SM 12.0 (Blackwell) Discoveries
While building these kernels, we discovered undocumented hardware behaviors on NVIDIA's Blackwell architecture:
1. TF32 A fragment swap -- PTX spec says (a0,a1) for row group, actual hardware uses (a0,a2). Without this correction, TF32 kernels produce wrong results.
2. FP16 uses standard mapping -- Unlike TF32, FP16 MMA does NOT swap fragments.
3. JIT NaN bug -- Compiling .target sm_80 PTX for sm_120 introduced sporadic NaN. Fixed by targeting .target sm_120 with .version 8.7.

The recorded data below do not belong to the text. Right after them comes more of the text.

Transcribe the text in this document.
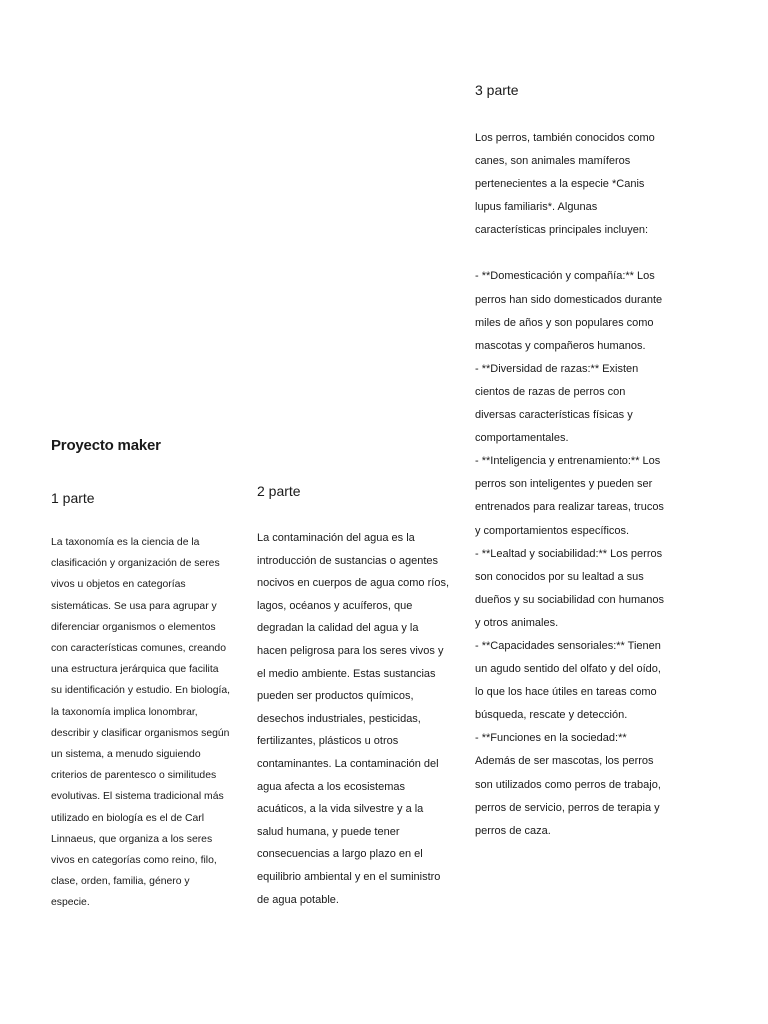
Proyecto maker
1 parte

La taxonomía es la ciencia de la clasificación y organización de seres vivos u objetos en categorías sistemáticas. Se usa para agrupar y diferenciar organismos o elementos con características comunes, creando una estructura jerárquica que facilita su identificación y estudio. En biología, la taxonomía implica lonombrar, describir y clasificar organismos según un sistema, a menudo siguiendo criterios de parentesco o similitudes evolutivas. El sistema tradicional más utilizado en biología es el de Carl Linnaeus, que organiza a los seres vivos en categorías como reino, filo, clase, orden, familia, género y especie.

2 parte

La contaminación del agua es la introducción de sustancias o agentes nocivos en cuerpos de agua como ríos, lagos, océanos y acuíferos, que degradan la calidad del agua y la hacen peligrosa para los seres vivos y el medio ambiente. Estas sustancias pueden ser productos químicos, desechos industriales, pesticidas, fertilizantes, plásticos u otros contaminantes. La contaminación del agua afecta a los ecosistemas acuáticos, a la vida silvestre y a la salud humana, y puede tener consecuencias a largo plazo en el equilibrio ambiental y en el suministro de agua potable.

3 parte

Los perros, también conocidos como canes, son animales mamíferos pertenecientes a la especie *Canis lupus familiaris*. Algunas características principales incluyen:

- **Domesticación y compañía:** Los perros han sido domesticados durante miles de años y son populares como mascotas y compañeros humanos.

- **Diversidad de razas:** Existen cientos de razas de perros con diversas características físicas y comportamentales.

- **Inteligencia y entrenamiento:** Los perros son inteligentes y pueden ser entrenados para realizar tareas, trucos y comportamientos específicos.

- **Lealtad y sociabilidad:** Los perros son conocidos por su lealtad a sus dueños y su sociabilidad con humanos y otros animales.

- **Capacidades sensoriales:** Tienen un agudo sentido del olfato y del oído, lo que los hace útiles en tareas como búsqueda, rescate y detección.

- **Funciones en la sociedad:** Además de ser mascotas, los perros son utilizados como perros de trabajo, perros de servicio, perros de terapia y perros de caza.
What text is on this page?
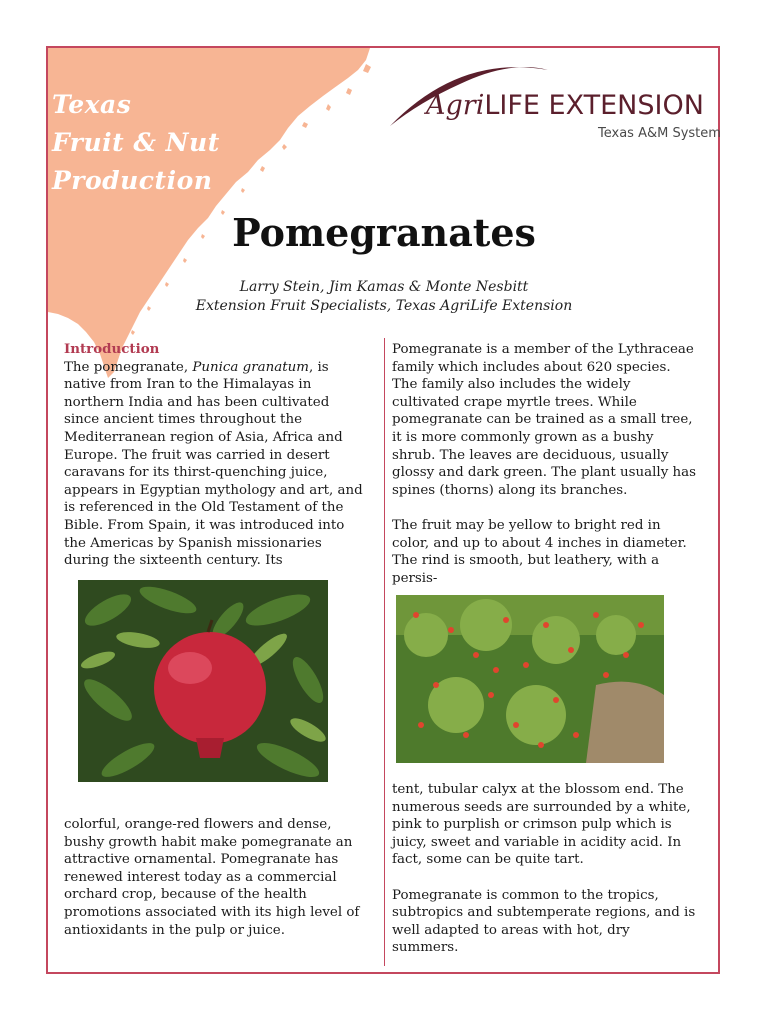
Texas
Fruit & Nut
Production
AgriLIFE EXTENSION
Texas A&M System
Pomegranates
Larry Stein, Jim Kamas & Monte Nesbitt
Extension Fruit Specialists, Texas AgriLife Extension

Introduction

The pomegranate, Punica granatum, is native from Iran to the Himalayas in northern India and has been cultivated since ancient times throughout the Mediterranean region of Asia, Africa and Europe. The fruit was carried in desert caravans for its thirst-quenching juice, appears in Egyptian mythology and art, and is referenced in the Old Testament of the Bible. From Spain, it was introduced into the Americas by Spanish missionaries during the sixteenth century. Its

colorful, orange-red flowers and dense, bushy growth habit make pomegranate an attractive ornamental. Pomegranate has renewed interest today as a commercial orchard crop, because of the health promotions associated with its high level of antioxidants in the pulp or juice.

Pomegranate is a member of the Lythraceae family which includes about 620 species. The family also includes the widely cultivated crape myrtle trees. While pomegranate can be trained as a small tree, it is more commonly grown as a bushy shrub. The leaves are deciduous, usually glossy and dark green. The plant usually has spines (thorns) along its branches.

The fruit may be yellow to bright red in color, and up to about 4 inches in diameter. The rind is smooth, but leathery, with a persis-

tent, tubular calyx at the blossom end. The numerous seeds are surrounded by a white, pink to purplish or crimson pulp which is juicy, sweet and variable in acidity acid. In fact, some can be quite tart.

Pomegranate is common to the tropics, subtropics and subtemperate regions, and is well adapted to areas with hot, dry summers.
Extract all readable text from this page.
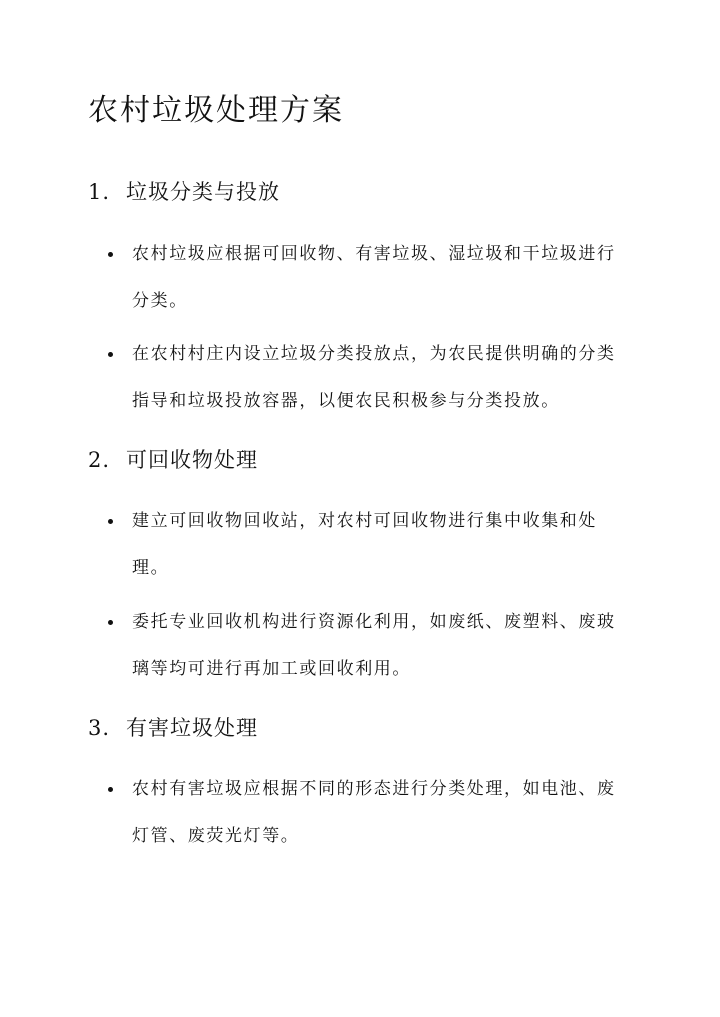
农村垃圾处理方案
1. 垃圾分类与投放
农村垃圾应根据可回收物、有害垃圾、湿垃圾和干垃圾进行分类。
在农村村庄内设立垃圾分类投放点，为农民提供明确的分类指导和垃圾投放容器，以便农民积极参与分类投放。
2. 可回收物处理
建立可回收物回收站，对农村可回收物进行集中收集和处理。
委托专业回收机构进行资源化利用，如废纸、废塑料、废玻璃等均可进行再加工或回收利用。
3. 有害垃圾处理
农村有害垃圾应根据不同的形态进行分类处理，如电池、废灯管、废荧光灯等。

NaN Safety: 4-Layer Reliability
Despite hardware quirks, NSL guarantees correct output:
1. Sub-grid splitting -- Limits blocks per launch
2. NaN pre-fill -- Output buffer filled with NaN before kernel; unwritten tiles are caught
3. Host-side detection -- Samples 6 rows via D-to-H copy, scans for NaN
4. Fallback chain -- TF32 -> cuBLAS FP32 -> scalar FP32
GPU Tensor Cache
Chained operations reuse GPU-resident data:
let a = tensor.ones([10000])
let b = tensor.ones([10000])
let c = tensor.add(a, b) # uploads a,b to GPU, caches results
let d = tensor.mul(c, a) # cache hit on c and a -- zero uploads
let e = tensor.add(d, d) # cache hit on d -- zero uploads
3 operations, 6 transfers without cache, 2 with cache.
Interposer: Accelerate Any CUDA App
gpu_interpose.dll hooks cublasSgemm and cublasLtMatmul in any CUDA application and routes to NSL's kernels. Inject it into PyTorch, TensorFlow, or any CUDA binary:
All 41 verification + 14 performance tests passing.